I attended the Home Affairs Committee on Europol and the European Arrest Warrant yesterday. Don’t say I don’t know how to have a good time. One of the members, suggested that since we have passed a new Data Protection Law, we will be compliant from Day 1, or Day 0 as we engineers call it. I think  not and here’s why. In short, the Government say they’ve implemented the GDPR into British Law, but once we’re a third country, it’s the Commission that has the last word, and they have questions we need to answer. …

Firstly, I don’t think the Commission would act that quickly and they’d need to issue an adequacy decision and there are four questions of substance that the Commission would need to consider.

  1. The European Data Protection Supervisory Board’s predecessor, the Article 29 Working Party and the Commission had outstanding issues with the UK’s implementation of 95 Directive, to the extent that it seems the Commission had started infraction proceedings. (I find it very hard to get explicit data on this, and much of what is available reads like conspiracy theories, but the most vocal campaigner published his views in the Register, here. The author argues that the infraction process proposes to carry forward to the 2018 DPA. ) The author checkpointed his findings in a 2011 blog article, called “European Commission explains why UK’s Data Protection Act is deficient”, he also points to an Out-law Article, “Europe claims UK botched one third of Data Protection Directive” 17 Sep 2007.
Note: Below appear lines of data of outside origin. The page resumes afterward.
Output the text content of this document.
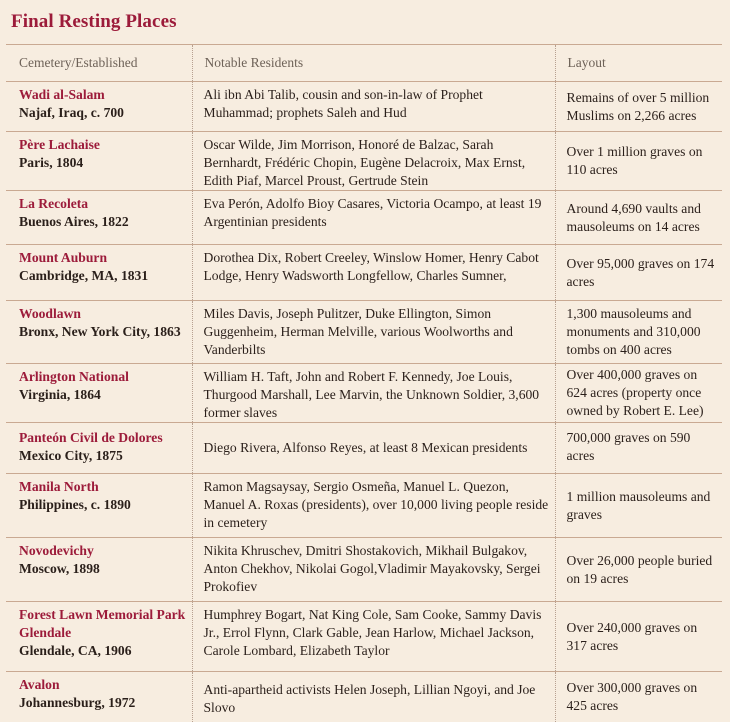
Final Resting Places
Cemetery/Established	Notable Residents	Layout

Wadi al-Salam
Najaf, Iraq, c. 700	Ali ibn Abi Talib, cousin and son-in-law of Prophet Muhammad; prophets Saleh and Hud	Remains of over 5 million Muslims on 2,266 acres

Père Lachaise
Paris, 1804	Oscar Wilde, Jim Morrison, Honoré de Balzac, Sarah Bernhardt, Frédéric Chopin, Eugène Delacroix, Max Ernst, Edith Piaf, Marcel Proust, Gertrude Stein	Over 1 million graves on 110 acres

La Recoleta
Buenos Aires, 1822	Eva Perón, Adolfo Bioy Casares, Victoria Ocampo, at least 19 Argentinian presidents	Around 4,690 vaults and mausoleums on 14 acres

Mount Auburn
Cambridge, MA, 1831	Dorothea Dix, Robert Creeley, Winslow Homer, Henry Cabot Lodge, Henry Wadsworth Longfellow, Charles Sumner,	Over 95,000 graves on 174 acres

Woodlawn
Bronx, New York City, 1863	Miles Davis, Joseph Pulitzer, Duke Ellington, Simon Guggenheim, Herman Melville, various Woolworths and Vanderbilts	1,300 mausoleums and monuments and 310,000 tombs on 400 acres

Arlington National
Virginia, 1864	William H. Taft, John and Robert F. Kennedy, Joe Louis, Thurgood Marshall, Lee Marvin, the Unknown Soldier, 3,600 former slaves	Over 400,000 graves on 624 acres (property once owned by Robert E. Lee)

Panteón Civil de Dolores
Mexico City, 1875	Diego Rivera, Alfonso Reyes, at least 8 Mexican presidents	700,000 graves on 590 acres

Manila North
Philippines, c. 1890	Ramon Magsaysay, Sergio Osmeña, Manuel L. Quezon, Manuel A. Roxas (presidents), over 10,000 living people reside in cemetery	1 million mausoleums and graves

Novodevichy
Moscow, 1898	Nikita Khruschev, Dmitri Shostakovich, Mikhail Bulgakov, Anton Chekhov, Nikolai Gogol,Vladimir Mayakovsky, Sergei Prokofiev	Over 26,000 people buried on 19 acres

Forest Lawn Memorial Park Glendale
Glendale, CA, 1906	Humphrey Bogart, Nat King Cole, Sam Cooke, Sammy Davis Jr., Errol Flynn, Clark Gable, Jean Harlow, Michael Jackson, Carole Lombard, Elizabeth Taylor	Over 240,000 graves on 317 acres

Avalon
Johannesburg, 1972	Anti-apartheid activists Helen Joseph, Lillian Ngoyi, and Joe Slovo	Over 300,000 graves on 425 acres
  2. The House of Lords Committee on Data Protection found that as a 3rd Country we may be required to meet a higher standard than as a member state. (This is because we will lose the powers granted to member states under Article 23 Restrictions of the GDPR. These powers relate to the exemption of national security organisations and the courts (and others) from some aspects of the GDPR). This is why there is concern with the Investigatory Powers Act, already declared deficient by the UK Courts and the DPA immigration service exception will jeopardise any attempt to obtain an adequacy finding. i.e. a member state might be able to have these laws but a 3rd country may not.
  3. The loss of member state status and privilege means that our intelligence sharing arrangements with the US, a country which still has the death penalty, and operates under a different military legal doctrine may be deemed to be a critical problem in granting adequacy. (We should note that Tom Watson MP, obtained a barrister’s opinion on the legality of sharing intelligence and wrote to the Prime Minister at the time on the legality of this activity; it was taken up by Rights Watch who are pursuing this through the courts.)
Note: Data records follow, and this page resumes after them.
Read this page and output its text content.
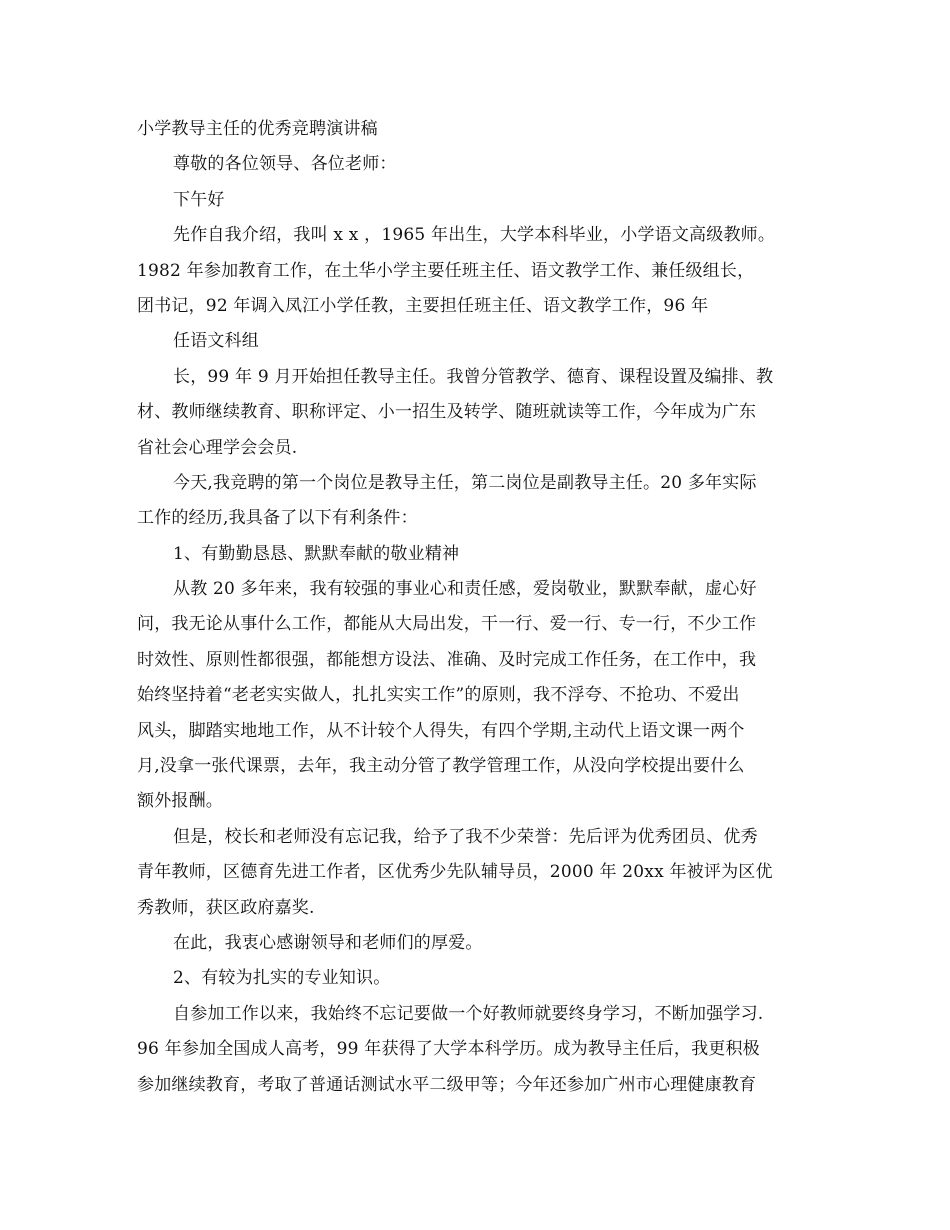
小学教导主任的优秀竞聘演讲稿
尊敬的各位领导、各位老师：
下午好
先作自我介绍，我叫 x x ，1965 年出生，大学本科毕业，小学语文高级教师。
1982 年参加教育工作，在土华小学主要任班主任、语文教学工作、兼任级组长，
团书记，92 年调入凤江小学任教，主要担任班主任、语文教学工作，96 年
任语文科组
长，99 年 9 月开始担任教导主任。我曾分管教学、德育、课程设置及编排、教
材、教师继续教育、职称评定、小一招生及转学、随班就读等工作，今年成为广东
省社会心理学会会员.
今天,我竞聘的第一个岗位是教导主任，第二岗位是副教导主任。20 多年实际
工作的经历,我具备了以下有利条件：
1、有勤勤恳恳、默默奉献的敬业精神
从教 20 多年来，我有较强的事业心和责任感，爱岗敬业，默默奉献，虚心好
问，我无论从事什么工作，都能从大局出发，干一行、爱一行、专一行，不少工作
时效性、原则性都很强，都能想方设法、准确、及时完成工作任务，在工作中，我
始终坚持着“老老实实做人，扎扎实实工作”的原则，我不浮夸、不抢功、不爱出
风头，脚踏实地地工作，从不计较个人得失，有四个学期,主动代上语文课一两个
月,没拿一张代课票，去年，我主动分管了教学管理工作，从没向学校提出要什么
额外报酬。
但是，校长和老师没有忘记我，给予了我不少荣誉：先后评为优秀团员、优秀
青年教师，区德育先进工作者，区优秀少先队辅导员，2000 年 20xx 年被评为区优
秀教师，获区政府嘉奖.
在此，我衷心感谢领导和老师们的厚爱。
2、有较为扎实的专业知识。
自参加工作以来，我始终不忘记要做一个好教师就要终身学习，不断加强学习.
96 年参加全国成人高考，99 年获得了大学本科学历。成为教导主任后，我更积极
参加继续教育，考取了普通话测试水平二级甲等；今年还参加广州市心理健康教育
  4. Depending on the withdrawal agreement, and it seems that no-one is thinking about this, we may cease to be covered by the US Privacy Shield agreement, and thus will be prohibited from transferring EU citizens personal data to the USA, and they to us. (Actually prohibited is a bit strong, participants in cross border data transfer would need to be covered by model clauses, or binding corporate rules and both of these are under judicial review (Schrems II) and create a barrier to entry because of cost to SMEs).
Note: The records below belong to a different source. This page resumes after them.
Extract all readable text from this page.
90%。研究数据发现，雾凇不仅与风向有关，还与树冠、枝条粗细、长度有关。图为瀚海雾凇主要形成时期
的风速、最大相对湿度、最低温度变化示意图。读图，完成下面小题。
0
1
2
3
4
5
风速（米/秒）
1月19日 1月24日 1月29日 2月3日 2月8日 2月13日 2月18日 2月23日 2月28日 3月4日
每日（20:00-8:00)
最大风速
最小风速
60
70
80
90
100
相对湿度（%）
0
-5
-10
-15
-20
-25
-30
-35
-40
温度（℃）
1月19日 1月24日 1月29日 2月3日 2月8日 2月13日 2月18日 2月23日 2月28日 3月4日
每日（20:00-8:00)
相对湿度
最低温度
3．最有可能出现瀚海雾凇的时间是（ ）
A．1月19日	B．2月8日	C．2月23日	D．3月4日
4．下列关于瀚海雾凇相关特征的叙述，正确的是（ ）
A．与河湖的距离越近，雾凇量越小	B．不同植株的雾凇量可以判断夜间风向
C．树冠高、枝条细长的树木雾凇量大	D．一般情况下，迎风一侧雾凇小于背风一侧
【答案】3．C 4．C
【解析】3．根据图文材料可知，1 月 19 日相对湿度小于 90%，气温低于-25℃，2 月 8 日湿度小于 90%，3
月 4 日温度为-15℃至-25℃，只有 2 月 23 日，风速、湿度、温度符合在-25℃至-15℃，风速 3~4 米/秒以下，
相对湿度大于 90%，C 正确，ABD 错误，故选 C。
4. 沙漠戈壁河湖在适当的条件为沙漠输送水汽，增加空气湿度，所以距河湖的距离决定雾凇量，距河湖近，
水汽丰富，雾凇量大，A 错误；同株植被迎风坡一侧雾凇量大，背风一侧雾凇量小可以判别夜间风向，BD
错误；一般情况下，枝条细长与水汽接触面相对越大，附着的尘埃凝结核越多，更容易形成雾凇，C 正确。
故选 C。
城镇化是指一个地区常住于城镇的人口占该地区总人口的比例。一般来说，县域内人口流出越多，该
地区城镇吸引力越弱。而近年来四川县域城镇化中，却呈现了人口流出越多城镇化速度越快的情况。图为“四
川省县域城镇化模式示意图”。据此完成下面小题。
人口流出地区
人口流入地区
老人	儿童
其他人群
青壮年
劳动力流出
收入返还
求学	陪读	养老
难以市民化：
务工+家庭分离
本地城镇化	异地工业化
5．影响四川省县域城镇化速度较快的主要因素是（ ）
It should be noted that the ECJ has required the US Safe Harbour agreement to be re-negotiated; its successor allows US corporate self assessment, but also requires EU citizen access to the US Court system. The important thing here is that the Commission consider protections of EU citizens’ personal data, and the establishment of rights against the State’s intelligence, security and police services to be part of an adequacy findings and since the EU is not frightened of a row with the US; it wont be with us.